It’s no secret that Maine’s public K-12 education system needs work. Bloated bureaucracies keep money from flowing to the classroom. Powerful teachers’ unions stymie efforts to make educators accountable for their performance. Maine’s once-exalted standing in national rankings has sharply eroded.
But a new paper by the Cato Institute shows just how poorly Maine’s public schools are performing. The paper reveals that popular state rankings — like those created by U.S. News & World Report and Education Week — use a flawed methodology that inflates Maine’s position relative to other states. For example, state rankings reported by news organizations frequently include more than just achievement scores. Often, the rankings are also based on variables like per-pupil funding levels, pre-K enrollment figures, and graduation rates, that have no direct connection to student learning.
Rankings reported by U.S. News & World Report and Education Week also make the mistake of aggregating achievement scores across all races and ethnicities without taking into account the unique heterogeneity of the student population of each state. Since whites generally outperform blacks and Hispanics on standardized achievement tests, simply averaging across all students — without adjusting for their racial and ethnic composition — can be highly misleading.
The Cato Institute corrects these errors, comparing state scores for each of three subjects (math, reading, and science), four major ethnic groups (whites, blacks, Hispanics, and Asian/Pacific Islanders) and two grades (fourth and eighth) in each state. The researchers exclude factors (like pre-K enrollment and graduation rates) that don’t measure how much students have learned; instead, they rely solely on data from the National Assessment of Education Progress (NAEP), also known as “the nation’s report card.”

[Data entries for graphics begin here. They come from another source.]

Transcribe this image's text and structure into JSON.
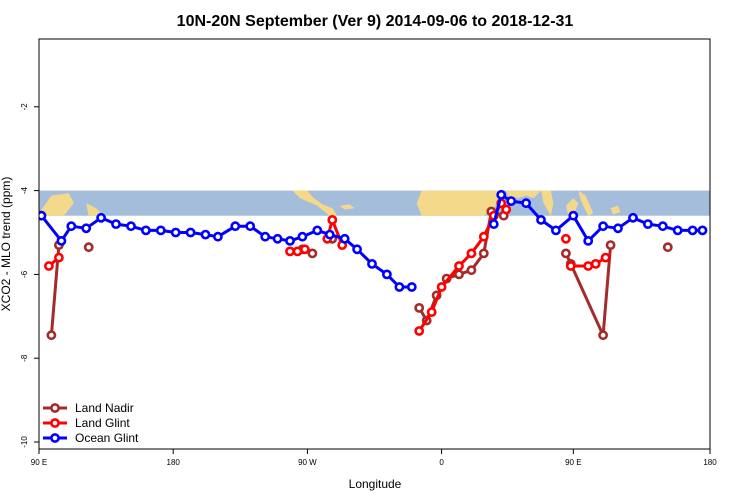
{
  "chart_data": {
    "type": "line",
    "title": "10N-20N September (Ver 9)   2014-09-06 to 2018-12-31",
    "xlabel": "Longitude",
    "ylabel": "XCO2 - MLO trend (ppm)",
    "xlim": [
      -90,
      180
    ],
    "ylim": [
      -10,
      0
    ],
    "x_ticks": [
      {
        "value": -90,
        "label": "90 E"
      },
      {
        "value": -36,
        "label": "180"
      },
      {
        "value": 18,
        "label": "90 W"
      },
      {
        "value": 72,
        "label": "0"
      },
      {
        "value": 125,
        "label": "90 E"
      },
      {
        "value": 180,
        "label": "180"
      }
    ],
    "y_ticks": [
      {
        "value": -10,
        "label": "-10"
      },
      {
        "value": -8,
        "label": "-8"
      },
      {
        "value": -6,
        "label": "-6"
      },
      {
        "value": -4,
        "label": "-4"
      },
      {
        "value": -2,
        "label": "-2"
      }
    ],
    "map_band": {
      "y_range": [
        -4.6,
        -4.0
      ],
      "ocean_color": "#a4bddb",
      "land_color": "#f5d98a"
    },
    "legend_position": "bottom-left",
    "series": [
      {
        "name": "Land Nadir",
        "color": "#a52a2a",
        "segments": [
          {
            "x": [
              -85,
              -82
            ],
            "y": [
              -7.45,
              -5.3
            ]
          },
          {
            "x": [
              -70
            ],
            "y": [
              -5.35
            ]
          },
          {
            "x": [
              16,
              20
            ],
            "y": [
              -5.4,
              -5.5
            ]
          },
          {
            "x": [
              28
            ],
            "y": [
              -5.15
            ]
          },
          {
            "x": [
              63,
              66,
              70,
              74,
              79,
              84,
              89,
              92,
              97
            ],
            "y": [
              -6.8,
              -7.1,
              -6.5,
              -6.1,
              -6.0,
              -5.9,
              -5.5,
              -4.5,
              -4.6
            ]
          },
          {
            "x": [
              122,
              124,
              137,
              140
            ],
            "y": [
              -5.5,
              -5.75,
              -7.45,
              -5.3
            ]
          },
          {
            "x": [
              163
            ],
            "y": [
              -5.35
            ]
          }
        ]
      },
      {
        "name": "Land Glint",
        "color": "#ff0000",
        "segments": [
          {
            "x": [
              -86,
              -82
            ],
            "y": [
              -5.8,
              -5.6
            ]
          },
          {
            "x": [
              11,
              14,
              17
            ],
            "y": [
              -5.45,
              -5.45,
              -5.4
            ]
          },
          {
            "x": [
              26,
              28,
              32
            ],
            "y": [
              -5.15,
              -4.7,
              -5.3
            ]
          },
          {
            "x": [
              63,
              68,
              72,
              79,
              84,
              89,
              93,
              96,
              98
            ],
            "y": [
              -7.35,
              -6.9,
              -6.3,
              -5.8,
              -5.5,
              -5.1,
              -4.6,
              -4.3,
              -4.45
            ]
          },
          {
            "x": [
              122
            ],
            "y": [
              -5.15
            ]
          },
          {
            "x": [
              124,
              131,
              134,
              138
            ],
            "y": [
              -5.8,
              -5.8,
              -5.75,
              -5.6
            ]
          }
        ]
      },
      {
        "name": "Ocean Glint",
        "color": "#0000ff",
        "segments": [
          {
            "x": [
              -89,
              -81,
              -77,
              -71,
              -65,
              -59,
              -53,
              -47,
              -41,
              -35,
              -29,
              -23,
              -18,
              -11,
              -5,
              1,
              6,
              11,
              16,
              22,
              27,
              33,
              38,
              44,
              50,
              55,
              60
            ],
            "y": [
              -4.6,
              -5.2,
              -4.85,
              -4.9,
              -4.65,
              -4.8,
              -4.85,
              -4.95,
              -4.95,
              -5.0,
              -5.0,
              -5.05,
              -5.1,
              -4.85,
              -4.85,
              -5.1,
              -5.15,
              -5.2,
              -5.1,
              -4.95,
              -5.05,
              -5.15,
              -5.4,
              -5.75,
              -6.0,
              -6.3,
              -6.3
            ]
          },
          {
            "x": [
              93,
              96,
              100,
              106,
              112,
              118,
              125,
              131,
              137,
              143,
              149,
              155,
              161,
              167,
              173,
              177
            ],
            "y": [
              -4.8,
              -4.1,
              -4.25,
              -4.3,
              -4.7,
              -4.95,
              -4.6,
              -5.2,
              -4.85,
              -4.9,
              -4.65,
              -4.8,
              -4.85,
              -4.95,
              -4.95,
              -4.95
            ]
          }
        ]
      }
    ]
  }
}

Once these adjustments are taken into account, Maine’s ranking drops from 6th according to the U.S. News & World Report to 49th, ahead of only West Virginia and Alabama (which are tied for 50th place). In other words, while widely used rankings place Maine’s K-12 education system among the best in the country, its true position is virtually at the bottom.
As the study’s authors explain:
“the aggregated NAEP scores overstate what [Maine’s] students have learned; Maine’s [adjusted] ranking is a full 25 positions below that. On the 10 achievement tests reported for Maine, its rankings on those tests are 46th, 45th, 48th, 37th, 41st, 40th, 34th, 40th, 41st, and 23rd. It is astounding that U.S. News could rank Maine as high as 6th, given the deficient performance of both its black and white students (the only two groups reported for Maine) relative to black and white students in other states. But since Maine’s student population is about 90 percent white, the aggregated scores bias the results upward.”
The study also looked at the educational “efficiency” of every state — a measure of the bang received for taxpayers’ education dollars. States whose students scored well on the NAEP despite low levels of public spending are considered highly efficient, while states that spent lavishly on K-12 education but achieved mediocre results on the NAEP are considered highly inefficient.
By that measure of educational efficiency, Maine ranks 50th in the country. That’s right — dead last. Put differently, every other state in the nation does a better a job with its investment in its public schools.
As Democrats get ready to take control of Maine’s government, they should acknowledge that their standard approach to education — pumping more taxpayer dollars into schools — has failed in Maine. It’s time to try something new.
There’s one good thing about being last; we’ve got nowhere to go but up.